First Law of Thermodynamics
7.0 Heat engine
7.0 Heat engine
A heat engine is a device that converts heat energy into mechanical energy. Any heat engine works on a thermodynamic system, let's take a gas in a cylinder. The system takes ${Q_1}$ amount of energy from the source at ${T_1}$ temperature, converted into $W$ amount of work and the rest goes ${Q_2}$ goes to the sink at ${T_2}$. From the conservation of energy,$${Q_1} = W + {Q_2}$$
Efficiency of a heat engine $\left( \eta \right)$:
$$\begin{equation} \begin{aligned} \eta = \frac{Energy\ we\ get}{Energy\ we\ pay\ for} = \frac{Work\ output}{Heat\ input} \\ \Rightarrow \eta = \frac{W}{{{Q_1}}} = \frac{{{Q_1} - {Q_2}}}{{{Q_1}}} = 1 - \frac{{{Q_2}}}{{{Q_1}}} \\\end{aligned} \end{equation} $$
In general, We acn say
$$\eta = \frac{{\sum W }}{{\sum {{Q_{ + ve}}} }} = \frac{{\sum {{Q_{ + ve}}} - \left| {\sum {{Q_{ - ve}}} } \right|}}{{\sum {{Q_{ + ve}}} }} = 1 - \left| {\frac{{\sum {{Q_{ - ve}}} }}{{\sum {{Q_{ + ve}}} }}} \right|$$
Question 17. A heat engine operates between a cold reservoir at temperature ${T_2} = 300\;K$ and a hot reservoir at temperature ${T_1}$. It takes $200 J$ of heat from the hot reservoir and delivers $120J$ of heat to the cold reservoir in a cycle. What could be the minimum temperature of hot reservoir ?

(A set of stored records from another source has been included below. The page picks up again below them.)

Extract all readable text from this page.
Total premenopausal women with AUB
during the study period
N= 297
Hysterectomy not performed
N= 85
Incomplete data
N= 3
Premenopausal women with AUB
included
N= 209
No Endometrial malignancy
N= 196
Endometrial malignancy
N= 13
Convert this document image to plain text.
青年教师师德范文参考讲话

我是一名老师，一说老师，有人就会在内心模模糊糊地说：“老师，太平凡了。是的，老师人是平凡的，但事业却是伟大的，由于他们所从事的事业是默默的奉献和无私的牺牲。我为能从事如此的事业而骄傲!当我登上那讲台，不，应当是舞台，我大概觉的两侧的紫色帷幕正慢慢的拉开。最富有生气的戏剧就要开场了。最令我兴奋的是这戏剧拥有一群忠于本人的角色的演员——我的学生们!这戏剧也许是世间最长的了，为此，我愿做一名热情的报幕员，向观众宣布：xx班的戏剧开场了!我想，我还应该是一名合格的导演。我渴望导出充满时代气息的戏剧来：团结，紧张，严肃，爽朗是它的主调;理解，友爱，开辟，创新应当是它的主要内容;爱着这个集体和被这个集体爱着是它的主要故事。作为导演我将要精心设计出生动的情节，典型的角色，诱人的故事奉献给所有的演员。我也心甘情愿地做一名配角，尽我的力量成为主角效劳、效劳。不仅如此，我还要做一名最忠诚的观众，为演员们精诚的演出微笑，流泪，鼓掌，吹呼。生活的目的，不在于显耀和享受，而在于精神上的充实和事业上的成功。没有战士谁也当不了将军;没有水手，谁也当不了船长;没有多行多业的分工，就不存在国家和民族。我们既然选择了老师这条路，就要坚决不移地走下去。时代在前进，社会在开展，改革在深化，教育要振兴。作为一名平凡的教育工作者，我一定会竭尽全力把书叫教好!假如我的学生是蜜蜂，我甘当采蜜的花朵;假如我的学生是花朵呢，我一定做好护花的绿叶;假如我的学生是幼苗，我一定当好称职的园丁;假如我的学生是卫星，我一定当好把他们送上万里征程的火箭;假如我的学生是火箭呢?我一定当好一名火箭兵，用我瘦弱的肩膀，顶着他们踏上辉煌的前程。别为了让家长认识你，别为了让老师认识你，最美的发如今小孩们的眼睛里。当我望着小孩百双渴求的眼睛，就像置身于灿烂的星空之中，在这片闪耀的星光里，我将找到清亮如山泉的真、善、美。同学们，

Solution: The work done by the engine in a cycle is $$W = 200J - 120J = 80J$$The efficiency of the engine is $$\eta = \frac{W}{Q} = \frac{{80\,J}}{{200\,J}} = 0.40$$From carnot's theorem, no engine can have an efficiency greater than that of carnot engine.
Thus,$$\begin{equation} \begin{aligned} 0.40 \leqslant 1 - \frac{{{T_2}}}{{{T_1}}} = 1 - \frac{{300K}}{{{T_1}}} \\ or,\quad \quad \frac{{300K}}{{{T_1}}} \leqslant 1 - 0.40 = 0.60 \\ or,\quad \quad {T_1} \geqslant \frac{{300K}}{{0.60}} \\ or,\quad \quad {T_1} \geqslant 500K \\\end{aligned} \end{equation} $$The minimum temperature of hot reservoir has to be 500K.